Sul fronte della ricerca, la Commissione ha accertato che Google favorisce sistematicamente i propri servizi — shopping, hotel, trasporti, risultati sportivi — rispetto a quelli dei concorrenti, mostrandoli in posizioni più prominenti e corredandoli di elementi visivi e filtri avanzati che non sono invece disponibili per chi non fa parte della famiglia Alphabet. In sostanza, chi cerca un volo o confronta prezzi su Google non vede una classifica neutra, ma una vetrina costruita attorno ai prodotti della stessa azienda che gestisce il motore di ricerca. Per quanto riguarda Google Play, il problema rilevato è diverso ma ugualmente sostanziale: gli sviluppatori di app non possono informare liberamente i propri utenti dell'esistenza di offerte alternative — spesso più economiche — disponibili al di fuori dello store, né possono indirizzarli verso quelle piattaforme. Un meccanismo che, secondo Bruxelles, comprime artificialmente la concorrenza e limita la libertà di scelta degli utenti.

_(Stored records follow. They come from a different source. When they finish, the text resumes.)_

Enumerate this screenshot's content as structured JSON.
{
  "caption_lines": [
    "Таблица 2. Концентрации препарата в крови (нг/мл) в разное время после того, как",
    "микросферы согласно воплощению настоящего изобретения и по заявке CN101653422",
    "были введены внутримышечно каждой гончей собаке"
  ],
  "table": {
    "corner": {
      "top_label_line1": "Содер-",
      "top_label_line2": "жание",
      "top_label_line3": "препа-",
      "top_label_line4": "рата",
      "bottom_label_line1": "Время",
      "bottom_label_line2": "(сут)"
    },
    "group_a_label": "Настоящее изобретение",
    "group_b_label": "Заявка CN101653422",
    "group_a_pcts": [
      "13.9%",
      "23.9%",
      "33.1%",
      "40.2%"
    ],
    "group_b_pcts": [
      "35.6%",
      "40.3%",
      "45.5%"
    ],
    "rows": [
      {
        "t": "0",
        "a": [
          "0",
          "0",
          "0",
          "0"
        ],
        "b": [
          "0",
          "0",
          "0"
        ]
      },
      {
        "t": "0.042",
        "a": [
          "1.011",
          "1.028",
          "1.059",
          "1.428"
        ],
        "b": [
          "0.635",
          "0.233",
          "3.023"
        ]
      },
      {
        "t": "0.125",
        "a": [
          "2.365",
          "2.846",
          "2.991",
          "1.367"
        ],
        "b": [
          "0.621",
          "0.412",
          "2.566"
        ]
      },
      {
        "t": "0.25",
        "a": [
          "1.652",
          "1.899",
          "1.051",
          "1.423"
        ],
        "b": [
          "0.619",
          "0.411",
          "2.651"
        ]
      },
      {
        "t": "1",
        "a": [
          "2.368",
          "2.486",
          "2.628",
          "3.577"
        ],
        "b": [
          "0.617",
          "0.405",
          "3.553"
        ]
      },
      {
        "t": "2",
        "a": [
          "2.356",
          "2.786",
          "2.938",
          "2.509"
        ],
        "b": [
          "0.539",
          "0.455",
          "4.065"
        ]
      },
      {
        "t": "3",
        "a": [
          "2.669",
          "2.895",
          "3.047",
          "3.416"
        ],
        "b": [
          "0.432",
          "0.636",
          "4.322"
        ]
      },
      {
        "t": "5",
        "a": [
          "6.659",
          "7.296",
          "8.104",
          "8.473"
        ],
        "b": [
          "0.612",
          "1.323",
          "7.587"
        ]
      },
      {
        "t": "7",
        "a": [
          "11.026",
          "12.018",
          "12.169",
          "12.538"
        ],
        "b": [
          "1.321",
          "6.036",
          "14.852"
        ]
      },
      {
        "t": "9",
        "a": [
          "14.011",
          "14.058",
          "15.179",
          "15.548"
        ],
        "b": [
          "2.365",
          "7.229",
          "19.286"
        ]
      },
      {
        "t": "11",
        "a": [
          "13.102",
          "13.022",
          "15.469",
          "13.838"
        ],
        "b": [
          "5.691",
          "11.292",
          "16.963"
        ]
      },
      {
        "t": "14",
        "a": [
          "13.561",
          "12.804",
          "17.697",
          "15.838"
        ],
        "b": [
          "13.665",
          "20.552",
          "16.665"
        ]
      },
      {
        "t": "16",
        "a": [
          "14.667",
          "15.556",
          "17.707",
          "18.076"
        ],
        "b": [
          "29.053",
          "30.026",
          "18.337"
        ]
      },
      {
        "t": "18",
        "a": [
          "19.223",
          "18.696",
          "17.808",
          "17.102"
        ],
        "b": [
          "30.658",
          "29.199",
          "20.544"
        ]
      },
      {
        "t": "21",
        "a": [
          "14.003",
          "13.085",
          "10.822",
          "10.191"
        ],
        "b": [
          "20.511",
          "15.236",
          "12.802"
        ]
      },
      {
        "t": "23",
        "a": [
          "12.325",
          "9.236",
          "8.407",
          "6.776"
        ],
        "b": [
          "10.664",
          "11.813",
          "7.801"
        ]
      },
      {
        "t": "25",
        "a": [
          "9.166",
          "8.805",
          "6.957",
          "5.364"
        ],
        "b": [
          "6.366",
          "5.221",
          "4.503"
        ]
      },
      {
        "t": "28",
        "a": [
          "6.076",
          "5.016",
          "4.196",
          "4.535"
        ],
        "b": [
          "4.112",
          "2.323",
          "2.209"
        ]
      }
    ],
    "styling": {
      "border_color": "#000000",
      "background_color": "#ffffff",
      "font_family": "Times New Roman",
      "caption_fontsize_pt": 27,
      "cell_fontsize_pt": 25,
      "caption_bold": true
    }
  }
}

Teresa Ribera, Vicepresidente esecutiva della Commissione per una transizione pulita, giusta e competitiva, ha sintetizzato la logica della decisione in una frase: «I prodotti migliori dovrebbero avere successo perché sono migliori, non perché sono di proprietà dell'azienda che gestisce il motore di ricerca». Henna Virkkunen, responsabile della sovranità tecnologica dell'UE, ha aggiunto che l'obiettivo è garantire condizioni di parità per tutte le imprese che operano nel mercato digitale europeo.
Google ha 60 giorni di tempo per conformarsi alle decisioni. In caso contrario, la Commissione può irrogare sanzioni periodiche fino al 5% del fatturato globale giornaliero dell'azienda — una cifra potenzialmente molto superiore alla multa già comminata. Kent Walker, Presidente degli affari globali di Google e della capogruppo Alphabet, non ha usato toni concilianti: ha definito la sanzione una «degradazione del prodotto guidata da un piccolo gruppo di denuncianti egoisti» e ha sostenuto che avrà ricadute negative su imprese e consumatori europei, costringendo Google a rimuovere funzionalità di ricerca in tempo reale e a smantellare protezioni di sicurezza su Play Store.

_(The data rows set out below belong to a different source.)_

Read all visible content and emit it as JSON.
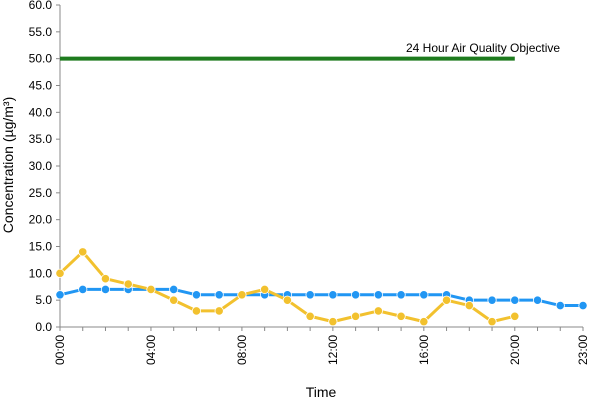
{
  "chart_data": {
    "type": "line",
    "xlabel": "Time",
    "ylabel": "Concentration (µg/m³)",
    "ylim": [
      0,
      60
    ],
    "y_ticks": [
      "0.0",
      "5.0",
      "10.0",
      "15.0",
      "20.0",
      "25.0",
      "30.0",
      "35.0",
      "40.0",
      "45.0",
      "50.0",
      "55.0",
      "60.0"
    ],
    "x_ticks": [
      "00:00",
      "04:00",
      "08:00",
      "12:00",
      "16:00",
      "20:00",
      "23:00"
    ],
    "x_tick_hours": [
      0,
      4,
      8,
      12,
      16,
      20,
      23
    ],
    "grid": false,
    "legend": "none",
    "annotations": [
      {
        "text": "24 Hour Air Quality Objective",
        "value": 50
      }
    ],
    "series": [
      {
        "color": "#2196F3",
        "x": [
          0,
          1,
          2,
          3,
          4,
          5,
          6,
          7,
          8,
          9,
          10,
          11,
          12,
          13,
          14,
          15,
          16,
          17,
          18,
          19,
          20,
          21,
          22,
          23
        ],
        "values": [
          6,
          7,
          7,
          7,
          7,
          7,
          6,
          6,
          6,
          6,
          6,
          6,
          6,
          6,
          6,
          6,
          6,
          6,
          5,
          5,
          5,
          5,
          4,
          4
        ]
      },
      {
        "color": "#F2C12E",
        "x": [
          0,
          1,
          2,
          3,
          4,
          5,
          6,
          7,
          8,
          9,
          10,
          11,
          12,
          13,
          14,
          15,
          16,
          17,
          18,
          19,
          20
        ],
        "values": [
          10,
          14,
          9,
          8,
          7,
          5,
          3,
          3,
          6,
          7,
          5,
          2,
          1,
          2,
          3,
          2,
          1,
          5,
          4,
          1,
          2
        ]
      },
      {
        "color": "#1E7B1E",
        "x": [
          0,
          20
        ],
        "values": [
          50,
          50
        ]
      }
    ]
  }
}
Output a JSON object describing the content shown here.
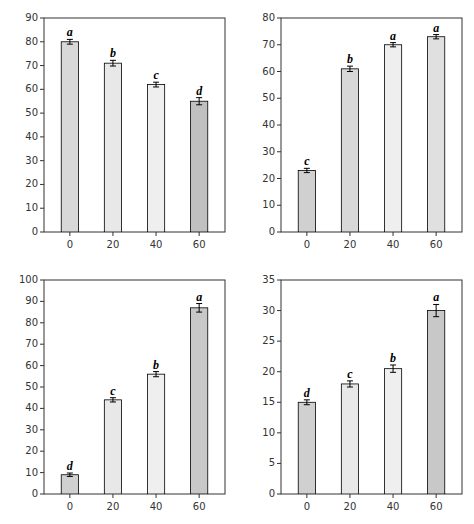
{
  "chart_data": [
    {
      "type": "bar",
      "x": [
        0,
        20,
        40,
        60
      ],
      "values": [
        80,
        71,
        62,
        55
      ],
      "errors": [
        1.0,
        1.2,
        1.0,
        1.5
      ],
      "annotations": [
        "a",
        "b",
        "c",
        "d"
      ],
      "colors": [
        "#d8d8d8",
        "#e8e8e8",
        "#efefef",
        "#c0c0c0"
      ],
      "xlim": [
        -12,
        72
      ],
      "xticks": [
        0,
        20,
        40,
        60
      ],
      "ylim": [
        0,
        90
      ],
      "yticks": [
        0,
        10,
        20,
        30,
        40,
        50,
        60,
        70,
        80,
        90
      ],
      "grid": false
    },
    {
      "type": "bar",
      "x": [
        0,
        20,
        40,
        60
      ],
      "values": [
        23,
        61,
        70,
        73
      ],
      "errors": [
        0.8,
        1.0,
        0.8,
        0.8
      ],
      "annotations": [
        "c",
        "b",
        "a",
        "a"
      ],
      "colors": [
        "#d0d0d0",
        "#d8d8d8",
        "#efefef",
        "#e0e0e0"
      ],
      "xlim": [
        -12,
        72
      ],
      "xticks": [
        0,
        20,
        40,
        60
      ],
      "ylim": [
        0,
        80
      ],
      "yticks": [
        0,
        10,
        20,
        30,
        40,
        50,
        60,
        70,
        80
      ],
      "grid": false
    },
    {
      "type": "bar",
      "x": [
        0,
        20,
        40,
        60
      ],
      "values": [
        9,
        44,
        56,
        87
      ],
      "errors": [
        0.8,
        1.0,
        1.2,
        2.0
      ],
      "annotations": [
        "d",
        "c",
        "b",
        "a"
      ],
      "colors": [
        "#d0d0d0",
        "#e8e8e8",
        "#efefef",
        "#c8c8c8"
      ],
      "xlim": [
        -12,
        72
      ],
      "xticks": [
        0,
        20,
        40,
        60
      ],
      "ylim": [
        0,
        100
      ],
      "yticks": [
        0,
        10,
        20,
        30,
        40,
        50,
        60,
        70,
        80,
        90,
        100
      ],
      "grid": false
    },
    {
      "type": "bar",
      "x": [
        0,
        20,
        40,
        60
      ],
      "values": [
        15,
        18,
        20.5,
        30
      ],
      "errors": [
        0.4,
        0.5,
        0.6,
        1.0
      ],
      "annotations": [
        "d",
        "c",
        "b",
        "a"
      ],
      "colors": [
        "#d0d0d0",
        "#e8e8e8",
        "#efefef",
        "#c8c8c8"
      ],
      "xlim": [
        -12,
        72
      ],
      "xticks": [
        0,
        20,
        40,
        60
      ],
      "ylim": [
        0,
        35
      ],
      "yticks": [
        0,
        5,
        10,
        15,
        20,
        25,
        30,
        35
      ],
      "grid": false
    }
  ]
}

La posizione di Washington non si è fatta attendere. Il Rappresentante per il Commercio degli Stati Uniti, Jamieson Greer, ha accusato la Commissione di «creare una massiccia incertezza per le esportazioni di beni e servizi statunitensi verso l'Europa», riaprendo un fronte di tensione transatlantica che ormai accompagna con regolarità le decisioni antitrust di Bruxelles contro le grandi piattaforme americane.
Quella di luglio 2026 è la prima multa ai sensi del DMA, ma Google non è certo alla prima esperienza con le sanzioni europee. Il conto accumulato negli anni supera ormai gli 8 miliardi di euro: 2,42 miliardi nel 2017 per Google Shopping, 4,34 miliardi nel 2018 per Android — ridotti a circa 4,1 miliardi e confermati dalla Corte di Giustizia dell'UE appena il 2 luglio scorso — e 1,49 miliardi nel 2019 per AdSense. A settembre 2025 erano arrivati altri 2,95 miliardi per aver favorito i propri servizi adtech. Google non è l'unica: anche Apple e Meta hanno ricevuto sanzioni ai sensi del DMA nel corso del 2025, a conferma che la Commissione sta applicando la nuova legge con una certa sistematicità.
Per gli utenti europei, la posta in gioco è concreta: se Google si adeguerà davvero alle prescrizioni, i risultati di ricerca e l'ecosistema delle app potrebbero cambiare aspetto nei prossimi mesi. Quanto in meglio o in peggio, è esattamente ciò su cui Bruxelles e Mountain View non sono d'accordo.